The results reveal a consistent home‑court advantage. U.S. patent holders fare better against foreign challengers than against domestic ones, while foreign patent holders fare worse against domestic defendants than against other foreign parties, even after accounting for patent strength, firm size, industry, and court. These shifts translate into sizable changes in win probability relative to the baseline. Opinion‑level text analysis shows that decisions in mixed domestic–foreign cases are more likely to include explicitly nationalistic rhetoric, indicating that concerns about national welfare and protection of “our” companies appear in judges’ written reasoning, not just in aggregate outcome statistics.
Judicial ideology is a key conditioning factor. As judges become more conservative, the domestic advantage and the foreign disadvantage both intensify; more liberal judges are comparatively more receptive to foreign firms, particularly large multinationals whose technologies may generate domestic spillovers. These patterns persist across time periods, industries, and alternative operationalizations of foreignness, and remain even when jury trials are excluded, suggesting that the bias is not primarily driven by juries. For legal and business strategists, the findings underscore that nationality and ideology should be central inputs into forum selection, case framing, settlement valuation, and appeal strategy in cross‑border patent disputes.
How the Study Advances Empirical Understanding of Legal Outcomes
The study finds that outcomes in U.S. federal patent litigation exhibit durable, repeatable patterns tied to institutional context, showing that domestic firms prevail more often than foreign firms, even when the governing law is formally neutral and extensive controls are applied.
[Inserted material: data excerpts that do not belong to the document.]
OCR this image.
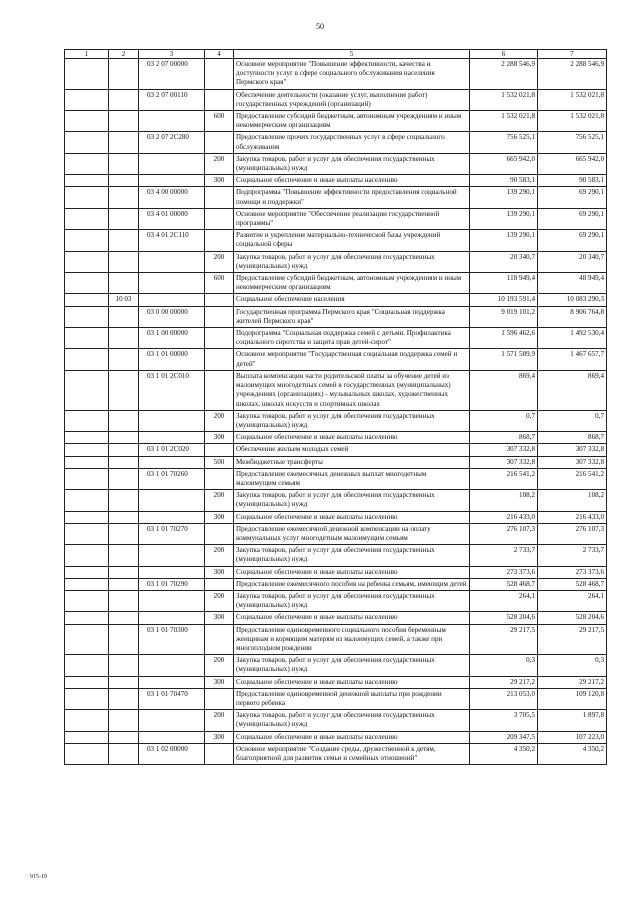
50
1	2	3	4	5	6	7
		03 2 07 00000		Основное мероприятие "Повышение эффективности, качества и доступности услуг в сфере социального обслуживания населения Пермского края"	2 288 546,9	2 288 546,9
		03 2 07 00110		Обеспечение деятельности (оказание услуг, выполнение работ) государственных учреждений (организаций)	1 532 021,8	1 532 021,8
			600	Предоставление субсидий бюджетным, автономным учреждениям и иным некоммерческим организациям	1 532 021,8	1 532 021,8
		03 2 07 2С280		Предоставление прочих государственных услуг в сфере социального обслуживания	756 525,1	756 525,1
			200	Закупка товаров, работ и услуг для обеспечения государственных (муниципальных) нужд	665 942,0	665 942,0
			300	Социальное обеспечение и иные выплаты населению	90 583,1	90 583,1
		03 4 00 00000		Подпрограмма "Повышение эффективности предоставления социальной помощи и поддержки"	139 290,1	69 290,1
		03 4 01 00000		Основное мероприятие "Обеспечение реализации государственной программы"	139 290,1	69 290,1
		03 4 01 2С110		Развитие и укрепление материально-технической базы учреждений социальной сферы	139 290,1	69 290,1
			200	Закупка товаров, работ и услуг для обеспечения государственных (муниципальных) нужд	20 340,7	20 340,7
			600	Предоставление субсидий бюджетным, автономным учреждениям и иным некоммерческим организациям	118 949,4	48 949,4
	10 03			Социальное обеспечение населения	10 193 591,4	10 083 290,3
		03 0 00 00000		Государственная программа Пермского края "Социальная поддержка жителей Пермского края"	9 019 101,2	8 906 764,8
		03 1 00 00000		Подпрограмма "Социальная поддержка семей с детьми. Профилактика социального сиротства и защита прав детей-сирот"	1 596 462,6	1 492 530,4
		03 1 01 00000		Основное мероприятие "Государственная социальная поддержка семей и детей"	1 571 589,9	1 467 657,7
		03 1 01 2С010		Выплата компенсации части родительской платы за обучение детей из малоимущих многодетных семей в государственных (муниципальных) учреждениях (организациях) - музыкальных школах, художественных школах, школах искусств и спортивных школах	869,4	869,4
			200	Закупка товаров, работ и услуг для обеспечения государственных (муниципальных) нужд	0,7	0,7
			300	Социальное обеспечение и иные выплаты населению	868,7	868,7
		03 1 01 2С020		Обеспечение жильем молодых семей	307 332,8	307 332,8
			500	Межбюджетные трансферты	307 332,8	307 332,8
		03 1 01 70260		Предоставление ежемесячных денежных выплат многодетным малоимущим семьям	216 541,2	216 541,2
			200	Закупка товаров, работ и услуг для обеспечения государственных (муниципальных) нужд	108,2	108,2
			300	Социальное обеспечение и иные выплаты населению	216 433,0	216 433,0
		03 1 01 70270		Предоставление ежемесячной денежной компенсации на оплату коммунальных услуг многодетным малоимущим семьям	276 107,3	276 107,3
			200	Закупка товаров, работ и услуг для обеспечения государственных (муниципальных) нужд	2 733,7	2 733,7
			300	Социальное обеспечение и иные выплаты населению	273 373,6	273 373,6
		03 1 01 70290		Предоставление ежемесячного пособия на ребенка семьям, имеющим детей	528 468,7	528 468,7
			200	Закупка товаров, работ и услуг для обеспечения государственных (муниципальных) нужд	264,1	264,1
			300	Социальное обеспечение и иные выплаты населению	528 204,6	528 204,6
		03 1 01 70300		Предоставление единовременного социального пособия беременным женщинам и кормящим матерям из малоимущих семей, а также при многоплодном рождении	29 217,5	29 217,5
			200	Закупка товаров, работ и услуг для обеспечения государственных (муниципальных) нужд	0,3	0,3
			300	Социальное обеспечение и иные выплаты населению	29 217,2	29 217,2
		03 1 01 70470		Предоставление единовременной денежной выплаты при рождении первого ребенка	213 053,0	109 120,8
			200	Закупка товаров, работ и услуг для обеспечения государственных (муниципальных) нужд	3 705,5	1 897,8
			300	Социальное обеспечение и иные выплаты населению	209 347,5	107 223,0
		03 1 02 00000		Основное мероприятие "Создание среды, дружественной к детям, благоприятной для развития семьи и семейных отношений"	4 350,2	4 350,2
915-19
The results indicate that these differences are not random artifacts but reflect structured regularities associated with national identity distinctions and ideological orientation within the judicial environment, reinforced by consistent use of nationalistic reasoning in written opinions across decades and industries. By combining large-scale case data, rich patent and firm controls, and rigorous modeling of decision contexts, the study exemplifies an empirical, case-based approach to understanding how legal outcomes are shaped, aligning with Pre/Dicta’s emphasis on disciplined analysis of observable outcome structures as a necessary foundation for sophisticated litigation judgment.